By David S. Broder (THE WASHINGTON POST, 03/09/06):
Congress returns for a final preelection push this week, with few of its members believing there is much hope of salvaging some real accomplishments from this dismal session.
In an interview last week, one of the Republican leaders of the House told me that in the 21 districts he visited during the August recess, including those in his own Midwestern state, immigration vies with Iraq as a matter of major concern to the voters. Does that mean, I asked, that you’re likely to try to complete a final version of the immigration reform bill, endorsed by President Bush and passed in different forms by the House and Senate?
“No,” said the GOP leader, who spoke without attribution in the interest of candor. “The voters would rather we get it done right than done fast. I don’t look for any action in September.”

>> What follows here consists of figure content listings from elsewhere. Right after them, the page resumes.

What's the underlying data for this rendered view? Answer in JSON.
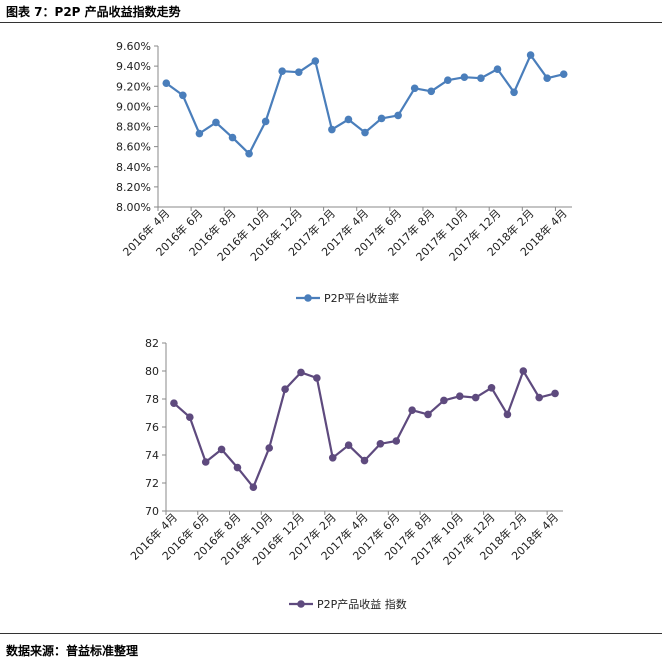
{
  "header": {
    "figure_title": "图表 7：P2P 产品收益指数走势"
  },
  "footer": {
    "source": "数据来源：普益标准整理"
  },
  "chart_data": [
    {
      "type": "line",
      "title": "",
      "xlabel": "",
      "ylabel": "",
      "ylim": [
        8.0,
        9.6
      ],
      "y_ticks": [
        "8.00%",
        "8.20%",
        "8.40%",
        "8.60%",
        "8.80%",
        "9.00%",
        "9.20%",
        "9.40%",
        "9.60%"
      ],
      "x_tick_labels": [
        "2016年 4月",
        "2016年 6月",
        "2016年 8月",
        "2016年 10月",
        "2016年 12月",
        "2017年 2月",
        "2017年 4月",
        "2017年 6月",
        "2017年 8月",
        "2017年 10月",
        "2017年 12月",
        "2018年 2月",
        "2018年 4月"
      ],
      "categories": [
        "2016-04",
        "2016-05",
        "2016-06",
        "2016-07",
        "2016-08",
        "2016-09",
        "2016-10",
        "2016-11",
        "2016-12",
        "2017-01",
        "2017-02",
        "2017-03",
        "2017-04",
        "2017-05",
        "2017-06",
        "2017-07",
        "2017-08",
        "2017-09",
        "2017-10",
        "2017-11",
        "2017-12",
        "2018-01",
        "2018-02",
        "2018-03",
        "2018-04"
      ],
      "series": [
        {
          "name": "P2P平台收益率",
          "color": "#4a7ebb",
          "values": [
            9.23,
            9.11,
            8.73,
            8.84,
            8.69,
            8.53,
            8.85,
            9.35,
            9.34,
            9.45,
            8.77,
            8.87,
            8.74,
            8.88,
            8.91,
            9.18,
            9.15,
            9.26,
            9.29,
            9.28,
            9.37,
            9.14,
            9.51,
            9.28,
            9.32
          ]
        }
      ],
      "legend_position": "bottom"
    },
    {
      "type": "line",
      "title": "",
      "xlabel": "",
      "ylabel": "",
      "ylim": [
        70,
        82
      ],
      "y_ticks": [
        "70",
        "72",
        "74",
        "76",
        "78",
        "80",
        "82"
      ],
      "x_tick_labels": [
        "2016年 4月",
        "2016年 6月",
        "2016年 8月",
        "2016年 10月",
        "2016年 12月",
        "2017年 2月",
        "2017年 4月",
        "2017年 6月",
        "2017年 8月",
        "2017年 10月",
        "2017年 12月",
        "2018年 2月",
        "2018年 4月"
      ],
      "categories": [
        "2016-04",
        "2016-05",
        "2016-06",
        "2016-07",
        "2016-08",
        "2016-09",
        "2016-10",
        "2016-11",
        "2016-12",
        "2017-01",
        "2017-02",
        "2017-03",
        "2017-04",
        "2017-05",
        "2017-06",
        "2017-07",
        "2017-08",
        "2017-09",
        "2017-10",
        "2017-11",
        "2017-12",
        "2018-01",
        "2018-02",
        "2018-03",
        "2018-04"
      ],
      "series": [
        {
          "name": "P2P产品收益 指数",
          "color": "#5e4a7e",
          "values": [
            77.7,
            76.7,
            73.5,
            74.4,
            73.1,
            71.7,
            74.5,
            78.7,
            79.9,
            79.5,
            73.8,
            74.7,
            73.6,
            74.8,
            75.0,
            77.2,
            76.9,
            77.9,
            78.2,
            78.1,
            78.8,
            76.9,
            80.0,
            78.1,
            78.4
          ]
        }
      ],
      "legend_position": "bottom"
    }
  ]
}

“Fast” is not exactly the adjective that comes to mind to describe a legislative package that cleared the House about nine months ago and that came out of the Senate back in May.

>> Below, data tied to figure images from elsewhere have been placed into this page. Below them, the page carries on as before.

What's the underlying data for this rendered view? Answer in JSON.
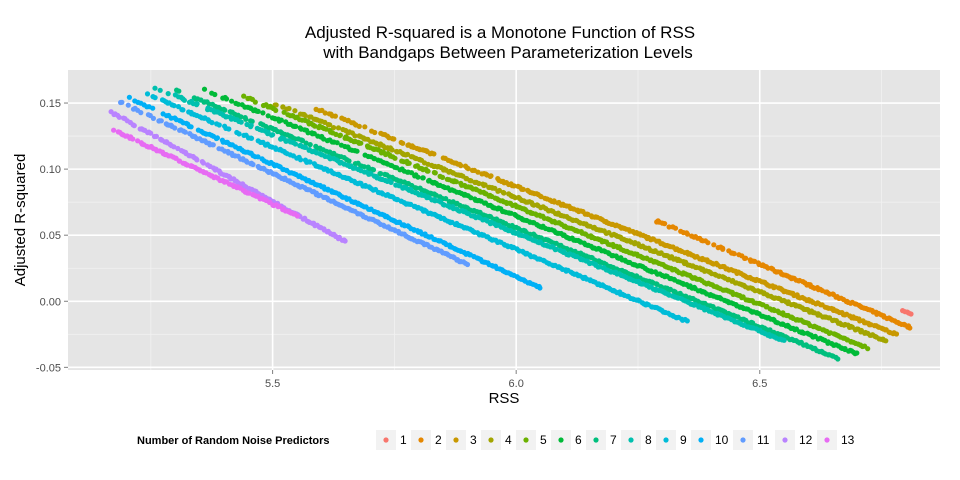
{
  "chart_data": {
    "type": "scatter",
    "title_line1": "Adjusted R-squared is a Monotone Function of RSS",
    "title_line2": "with Bandgaps Between Parameterization Levels",
    "xlabel": "RSS",
    "ylabel": "Adjusted R-squared",
    "xlim": [
      5.08,
      6.87
    ],
    "ylim": [
      -0.052,
      0.175
    ],
    "x_ticks": [
      5.5,
      6.0,
      6.5
    ],
    "x_tick_labels": [
      "5.5",
      "6.0",
      "6.5"
    ],
    "y_ticks": [
      -0.05,
      0.0,
      0.05,
      0.1,
      0.15
    ],
    "y_tick_labels": [
      "-0.05",
      "0.00",
      "0.05",
      "0.10",
      "0.15"
    ],
    "grid": true,
    "legend_title": "Number of Random Noise Predictors",
    "legend_position": "bottom",
    "series": [
      {
        "name": "1",
        "color": "#F8766D",
        "x_range": [
          6.79,
          6.81
        ],
        "y_range": [
          -0.006,
          -0.01
        ]
      },
      {
        "name": "2",
        "color": "#E58700",
        "x_range": [
          6.28,
          6.81
        ],
        "y_range": [
          0.062,
          -0.02
        ]
      },
      {
        "name": "3",
        "color": "#C99800",
        "x_range": [
          5.58,
          6.78
        ],
        "y_range": [
          0.147,
          -0.025
        ]
      },
      {
        "name": "4",
        "color": "#A3A500",
        "x_range": [
          5.5,
          6.76
        ],
        "y_range": [
          0.15,
          -0.03
        ]
      },
      {
        "name": "5",
        "color": "#6BB100",
        "x_range": [
          5.44,
          6.72
        ],
        "y_range": [
          0.155,
          -0.035
        ]
      },
      {
        "name": "6",
        "color": "#00BA38",
        "x_range": [
          5.36,
          6.7
        ],
        "y_range": [
          0.16,
          -0.04
        ]
      },
      {
        "name": "7",
        "color": "#00BF7D",
        "x_range": [
          5.3,
          6.66
        ],
        "y_range": [
          0.16,
          -0.043
        ]
      },
      {
        "name": "8",
        "color": "#00C0AF",
        "x_range": [
          5.25,
          6.55
        ],
        "y_range": [
          0.163,
          -0.03
        ]
      },
      {
        "name": "9",
        "color": "#00BCD8",
        "x_range": [
          5.22,
          6.35
        ],
        "y_range": [
          0.16,
          -0.015
        ]
      },
      {
        "name": "10",
        "color": "#00B0F6",
        "x_range": [
          5.2,
          6.05
        ],
        "y_range": [
          0.155,
          0.01
        ]
      },
      {
        "name": "11",
        "color": "#619CFF",
        "x_range": [
          5.18,
          5.9
        ],
        "y_range": [
          0.152,
          0.028
        ]
      },
      {
        "name": "12",
        "color": "#B983FF",
        "x_range": [
          5.17,
          5.65
        ],
        "y_range": [
          0.143,
          0.045
        ]
      },
      {
        "name": "13",
        "color": "#E76BF3",
        "x_range": [
          5.16,
          5.55
        ],
        "y_range": [
          0.132,
          0.065
        ]
      }
    ]
  }
}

In a normal legislative process, the differing bills would be sent to a conference committee of representatives and senators who would work out the differences and send their product on for final votes and a presidential signature. But there is so little agreement between the two Republican-controlled chambers — and so little trust among the members — that they would rather disagree and delay than compromise.

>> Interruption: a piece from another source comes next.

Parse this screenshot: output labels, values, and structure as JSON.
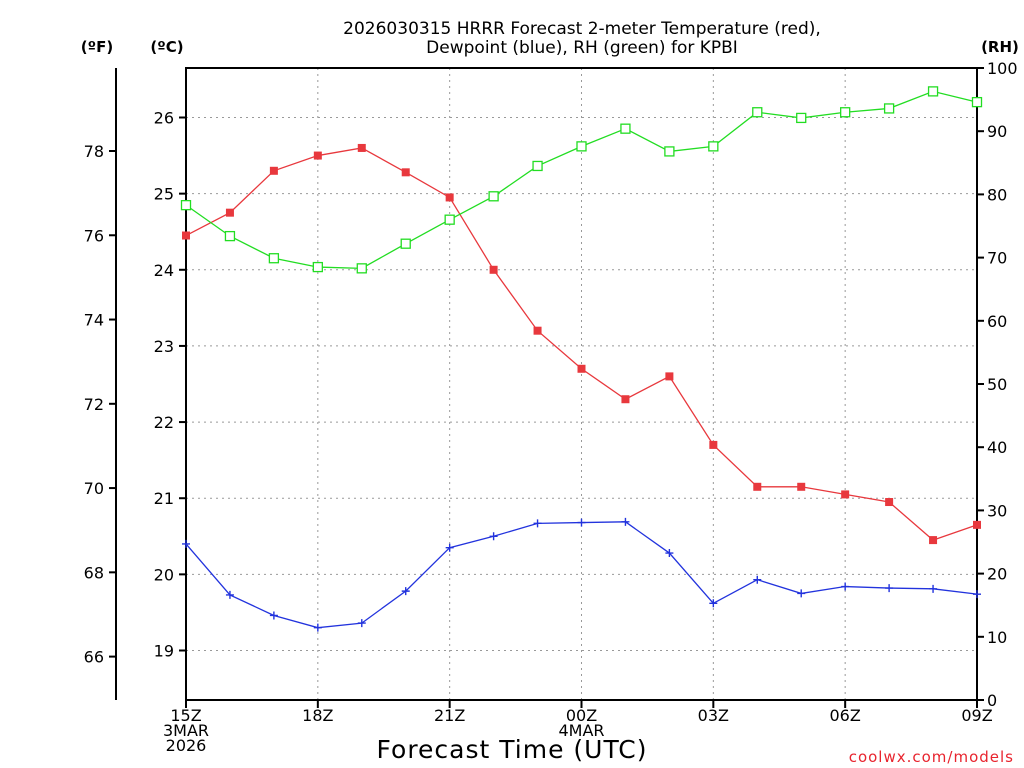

And, politically, they find it safer. As the Republican leader told me, “House Republicans can go home and campaign on the bill the House passed,” even though the problem of illegal immigration is left unsolved.
This is but one example of the failures that led Thomas E. Mann of the Brookings Institution and Norman J. Ornstein of the American Enterprise Institute to title their recently published volume “The Broken Branch: How Congress Is Failing America and How to Get It Back on Track.”
The two eminent scholars cite many other instances of institutional damage — from runaway budgets to the lobbying scandals to the near abandonment of effective oversight of executive agencies.
They write as two men who love Congress and admire many who work there. But they say that “over the past two decades, we have become more and more dismayed at the course of Congress. Our unease began with the Democrats in charge of both houses, when a combination of their arrogance after thirty-plus years in the majority and the increasingly shrill frustration of Republicans who chafed under their seemingly permanent minority status was creating strains different and more ominous than any we had seen before.”
When the Republicans took over in 1994, they promised needed reforms, “but it did not take long before those promises went by the boards, and practices that were more unsettling than those of the Democrats became the norms.” Rules were bent, votes held open, committees sidestepped and communications between the parties cut off — all in the interests of “moving” the GOP agenda and the president’s program, once George Bush arrived in the White House.
The result, they write, has been the increasing enfeeblement of the legislative branch, its abandonment of its proper constitutional role as the first branch of government — and the loss of both pride and a sense of institutional responsibility.
How else do you explain Congress’s impotence and inaction, not just on immigration but on energy, health care and the war in Iraq?
What Mann and Ornstein fear is that, if Democrats regain a majority in the House this fall, they may be tempted to use the same kind of bullying tactics on Republicans that Republicans have employed these past 12 years. That would in turn prolong the policy gridlock and further weaken the already shabby reputation of Congress.
But a new election means new faces — and possibly a new spirit on Capitol Hill. Mann and Ornstein have a number of specific changes to suggest in congressional rules and procedures — and in lobbying regulations. But their main point is simple. We need an infusion of men and women committed to Congress as an institution — to engaging with each other seriously enough to search out and find areas of agreement and to join hands with each other to insist on the rights and prerogatives of the nation’s legislature, not make it simply an echo chamber of presidential politics.
That ought to be the criterion by which candidates are judged in this election season.